New Kids on the Block: Merry, Merry Christmas, 1989
The biggest boy band of the '80s capped their biggest year with a holiday album
You know one way to know, definitively, when you’re a pop star in your Imperial Phase? When you have three albums in the top 30 of Billboard’s pop album chart — let alone two of those in the top 10. And on the final album chart of the 1980s, New Kids on the Block did just that: their sophomore album Hangin’ Tough was at #6 in its 70th week on the chart, their eponymous debut was at #28, and their third effort, Merry, Merry Christmas, climbed from #14 to #9.
And as if that wasn’t enough, Merry, Merry Christmas was the first holiday album to make the top 10 since such albums were re-allowed to chart on the main album listing in 1974. (For about a decade prior, holiday records were sequestered on their own chart.) The album’s lead single, “This One’s for the Children,” rose into the Hot 100’s top 10 this same week, notching the Kids their sixth top 10 single of 1989. The last artist to do that was Michael Jackson, in 1983.
As for the album itself, however, it’s nothing special. Actually, “nothing special” would elevate it — this is the epitome of a cash in. Of the album’s nine songs (the tenth is a 1:12 reprise of “This One’s for the Children”), six were written or co-written by the New Kids’s manager, Maurice Starr, clearly hoping for his own “White Christmas,” or “Last Christmas” for that matter.
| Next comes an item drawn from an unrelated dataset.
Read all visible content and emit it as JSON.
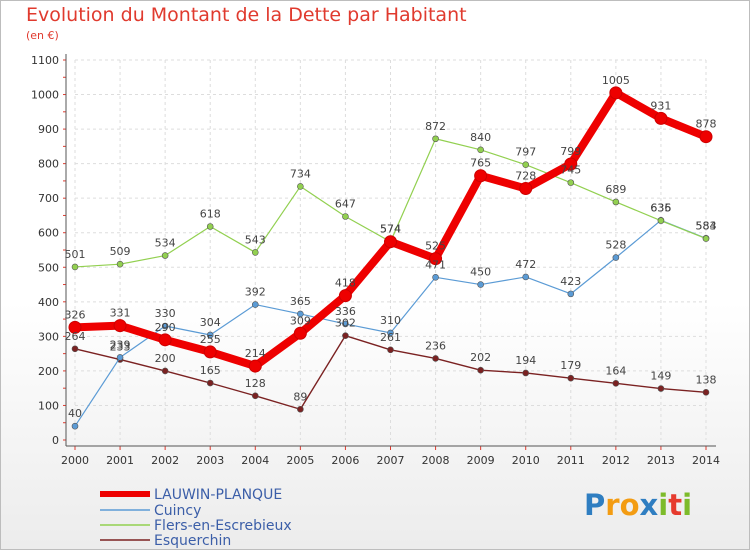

Not only did Starr not succeed in that regard, but unfortunately, five of those six songs are thoroughly, utterly awful. I’ll defend New Kids as having made some solid pop singles, especially “Step by Step” and “You Got It (The Right Stuff),” but while they were many things, the quintet was not know for being particularly funky. Ergo, titling a song of theirs “Funky, Funky Xmas” was, perhaps, not the greatest idea, especially as it’s the inverse of funky. The song’s lead vocals are by Donnie Wahlberg, brother of “Marky” Mark Wahlberg, and if there’s one thing those Wahlbergs aren’t, it’s funky. Or good rappers. And Donnie was generally the rapper on New Kids records.
“Last Night I Saw Santa Claus” is along the same lines, though paired with an ill-advised faux-’50s beat. “I Still Believe in Santa Claus” goes in the other direction: it’s a treacly ballad featuring Joey McIntyre’s piercing falsetto, which I can’t imagine even their hardcore teenaged fans enjoyed hearing in their heyday.
The exception to this cavalcade of crap is the single, “This One’s for the Children,” which somehow succeeds in spite? or because of? its sentiments. Working strongly in its favor: lead vocals by Jordan Knight, always the strongest singer of the quintet. It’s a fairly anodyne record, but something about the moment the children’s choir comes in gets to me. Of all the newly-written songs on Merry Merry Christmas, it’s also the only one written solely by Starr, so perhaps his problem was his collaborators?
I also suspect that, apart from NKOTB being the hottest things in America in late ‘89, something else that helped “Children” make the top 10 is this: there are no “Christmas touches” to the record. No sleigh bells, no snatches of traditional Christmas songs, just a straight-up boy-band pop record that barely even mentions the holidays. (It was also a charity record, with proceeds going to United Cerebral Palsy.) I applaud the Kids, and Starr, for releasing an essentially “regular” pop album for the holiday season that’s not draped in said season’s signifiers. That shit gets old real fast. And not terribly surprisingly, the songs that sound the best on the album are the three classics: “White Christmas,” “The Christmas Song,” and “Little Drummer Boy.” There’s no dressing up of these songs, they’re just sung straight, and well.
Starr was smart, though: he knew that cutting and releasing a quickie Christmas record while the Kids were at their peak would make him some coin, and he was right. Merry, Merry Christmas went double-platinum in the U.S. and in Canada, gold in Finland and the U.K., and made the top 40 in nine countries. It may not be an enduring classic of any kind, but — actually, that’s a complete sentence. The end. Merry Christmas.